Le parti Yelema réitère au président de la République son engagement à œuvrer à ses côtés pour la réalisation du grand dessein qu’il nourrit pour la nation : restaurer l’honneur du Mali et bâtir le bonheur des Maliens. Yelema confirme ainsi son appartenance à l’Alliance pour le Mali, son adhésion au contrat de législature conclu entre les forces politiques et promet de jouer pleinement son rôle au sein de la majorité parlementaire, a précisé son président.
Selon lui, le nouveau type de Malien est le Malien moral, consciencieux, véridique et honnête, prêt à se sacrifier pour la collectivité, à accompagner toute initiative positive au profit de la communauté, a-t-il indiqué.

« Notre soutien sera étendu à la nouvelle équipe gouvernementale que Yelema accompagnera quelle soit sa composition car le parti a décidé d’aider le Président dans la direction du changement et tant que cela sera le cas on sera là à ses côtés ! Nous souhaitons d’ores et déjà une bonne chance et un bon courage à la nouvelle équipe gouvernementale dans le sens du renouveau du pays »

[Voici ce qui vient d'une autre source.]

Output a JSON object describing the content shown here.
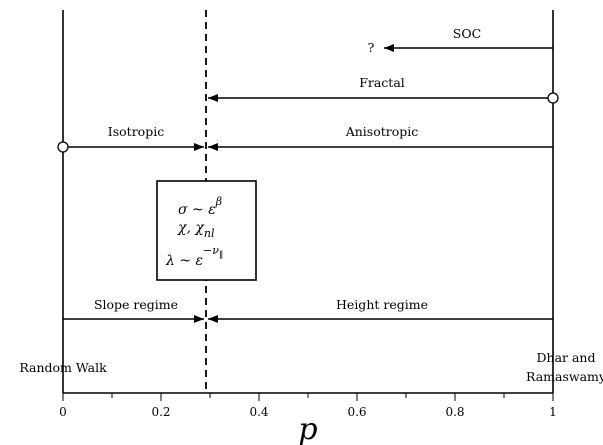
{
  "diagram": {
    "axis": {
      "label": "p",
      "ticks": [
        "0",
        "0.2",
        "0.4",
        "0.6",
        "0.8",
        "1"
      ]
    },
    "critical_line_p": 0.29,
    "arrows": [
      {
        "label": "SOC",
        "end_label": "?"
      },
      {
        "label": "Fractal"
      },
      {
        "label": "Isotropic"
      },
      {
        "label": "Anisotropic"
      },
      {
        "label": "Slope regime"
      },
      {
        "label": "Height regime"
      }
    ],
    "endpoints": {
      "left": "Random Walk",
      "right_line1": "Dhar and",
      "right_line2": "Ramaswamy"
    },
    "box": {
      "sigma_lhs": "σ ~ ε",
      "sigma_exp": "β",
      "chi": "χ, χ",
      "chi_sub": "nl",
      "lambda_lhs": "λ ~ ε",
      "lambda_exp": "−ν",
      "lambda_exp_sub": "∥"
    }
  }
}
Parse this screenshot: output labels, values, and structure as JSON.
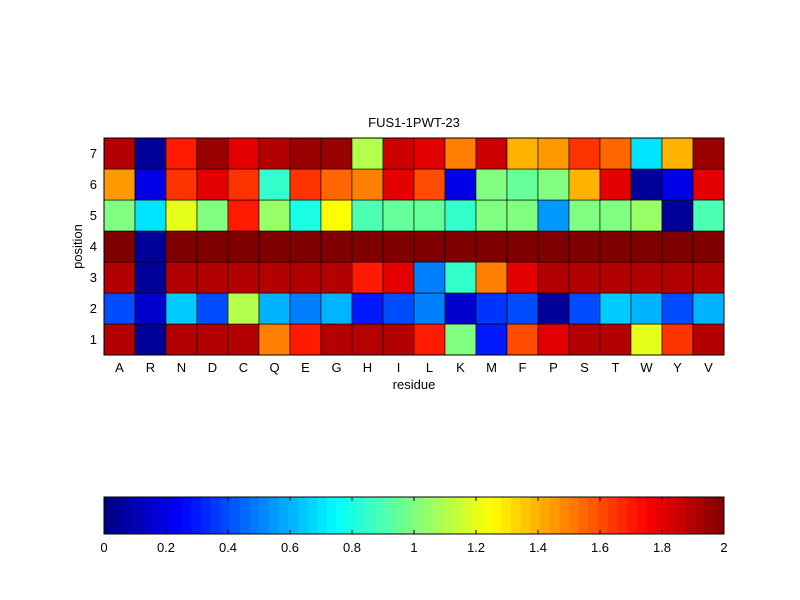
{
  "chart_data": {
    "type": "heatmap",
    "title": "FUS1-1PWT-23",
    "xlabel": "residue",
    "ylabel": "position",
    "x_categories": [
      "A",
      "R",
      "N",
      "D",
      "C",
      "Q",
      "E",
      "G",
      "H",
      "I",
      "L",
      "K",
      "M",
      "F",
      "P",
      "S",
      "T",
      "W",
      "Y",
      "V"
    ],
    "y_categories": [
      "1",
      "2",
      "3",
      "4",
      "5",
      "6",
      "7"
    ],
    "values": [
      [
        1.9,
        0.05,
        1.9,
        1.9,
        1.9,
        1.5,
        1.7,
        1.9,
        1.9,
        1.9,
        1.7,
        1.0,
        0.3,
        1.6,
        1.8,
        1.9,
        1.9,
        1.2,
        1.65,
        1.9
      ],
      [
        0.4,
        0.15,
        0.65,
        0.4,
        1.1,
        0.6,
        0.5,
        0.6,
        0.3,
        0.4,
        0.5,
        0.15,
        0.35,
        0.4,
        0.05,
        0.4,
        0.65,
        0.6,
        0.4,
        0.6
      ],
      [
        1.9,
        0.05,
        1.9,
        1.9,
        1.9,
        1.9,
        1.9,
        1.9,
        1.7,
        1.8,
        0.5,
        0.85,
        1.5,
        1.8,
        1.9,
        1.9,
        1.9,
        1.9,
        1.9,
        1.9
      ],
      [
        2.0,
        0.05,
        2.0,
        2.0,
        2.0,
        2.0,
        2.0,
        2.0,
        2.0,
        2.0,
        2.0,
        2.0,
        2.0,
        2.0,
        2.0,
        2.0,
        2.0,
        2.0,
        2.0,
        2.0
      ],
      [
        1.0,
        0.7,
        1.2,
        1.0,
        1.7,
        1.05,
        0.8,
        1.25,
        0.9,
        0.95,
        0.95,
        0.85,
        1.0,
        1.0,
        0.55,
        1.0,
        1.0,
        1.05,
        0.05,
        0.9
      ],
      [
        1.45,
        0.2,
        1.65,
        1.8,
        1.65,
        0.85,
        1.65,
        1.55,
        1.5,
        1.8,
        1.6,
        0.2,
        1.0,
        0.95,
        1.0,
        1.4,
        1.8,
        0.05,
        0.2,
        1.8
      ],
      [
        1.9,
        0.05,
        1.7,
        1.95,
        1.8,
        1.9,
        1.95,
        1.95,
        1.1,
        1.85,
        1.8,
        1.5,
        1.85,
        1.4,
        1.45,
        1.65,
        1.55,
        0.7,
        1.4,
        1.95
      ]
    ],
    "color_scale": "jet",
    "vmin": 0,
    "vmax": 2,
    "colorbar": {
      "placement": "bottom",
      "ticks": [
        "0",
        "0.2",
        "0.4",
        "0.6",
        "0.8",
        "1",
        "1.2",
        "1.4",
        "1.6",
        "1.8",
        "2"
      ]
    }
  }
}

Avant de rappeler que son parti soutient la reforme nécessaire des forces armées et de sécurité pour les amener à disposer des capacités indispensables à l’exercice de toutes leurs missions à moyen terme. Yelema souscrit à la formalisation de nos relations militaires et sécuritaires avec la France à travers « un accord de défense » comme cela doit être le cas avec d’autres puissances amies mais aussi nos voisins et amis du Mali dans le cadre d’une entente sécuritaire autour du Sahel.

Yelema applaudit le chef de l’Etat lorsqu’il décrète 2014 « année de lutte contre la corruption ». La soumission à l’Assemblée nationale de la loi contre l’enrichissement illicite, la transmission à la justice des rapports de contrôle, la mise en place d’une culture de sanction, la promotion de la transparence dans les actes de gestion publique constituent, entre autres, des initiatives que Yelema encourage fortement.

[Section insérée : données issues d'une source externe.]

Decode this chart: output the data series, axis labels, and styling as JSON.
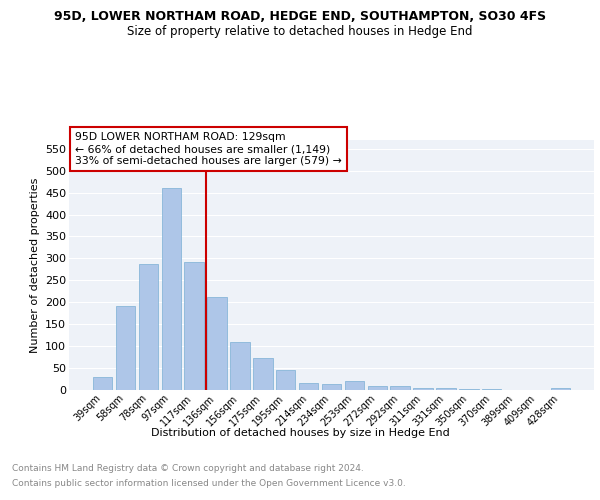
{
  "title": "95D, LOWER NORTHAM ROAD, HEDGE END, SOUTHAMPTON, SO30 4FS",
  "subtitle": "Size of property relative to detached houses in Hedge End",
  "xlabel": "Distribution of detached houses by size in Hedge End",
  "ylabel": "Number of detached properties",
  "footnote1": "Contains HM Land Registry data © Crown copyright and database right 2024.",
  "footnote2": "Contains public sector information licensed under the Open Government Licence v3.0.",
  "categories": [
    "39sqm",
    "58sqm",
    "78sqm",
    "97sqm",
    "117sqm",
    "136sqm",
    "156sqm",
    "175sqm",
    "195sqm",
    "214sqm",
    "234sqm",
    "253sqm",
    "272sqm",
    "292sqm",
    "311sqm",
    "331sqm",
    "350sqm",
    "370sqm",
    "389sqm",
    "409sqm",
    "428sqm"
  ],
  "values": [
    30,
    192,
    288,
    460,
    292,
    213,
    110,
    73,
    46,
    15,
    13,
    20,
    10,
    9,
    5,
    4,
    2,
    2,
    1,
    1,
    5
  ],
  "bar_color": "#aec6e8",
  "bar_edge_color": "#7aafd4",
  "vline_color": "#cc0000",
  "vline_x": 4.5,
  "annotation_text": "95D LOWER NORTHAM ROAD: 129sqm\n← 66% of detached houses are smaller (1,149)\n33% of semi-detached houses are larger (579) →",
  "annotation_box_facecolor": "#ffffff",
  "annotation_box_edgecolor": "#cc0000",
  "plot_bg_color": "#eef2f8",
  "fig_bg_color": "#ffffff",
  "ylim": [
    0,
    570
  ],
  "yticks": [
    0,
    50,
    100,
    150,
    200,
    250,
    300,
    350,
    400,
    450,
    500,
    550
  ]
}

Le Nord, comme le Sud du Mali, a besoin d’équité, d’impersonnalité et d’équidistance de l’Etat vis-à-vis des citoyens. Le Nord, comme le Sud du pays, a besoin que le mérite soit reconnu et la faute sanctionnée, c’est ce qui garantira la paix durable !
La Conférence a également recommandé l’implantation du parti sur toute l’étendue du territoire ; le renforcement de la communication entre les instances du parti à tous les niveaux, de la base au sommet, la formation politique des militants et le respect de la présence d’au moins 30% de femmes à chaque instance du parti, le soutien aux candidatures de jeunes et de candidatures féminines aux élections municipales.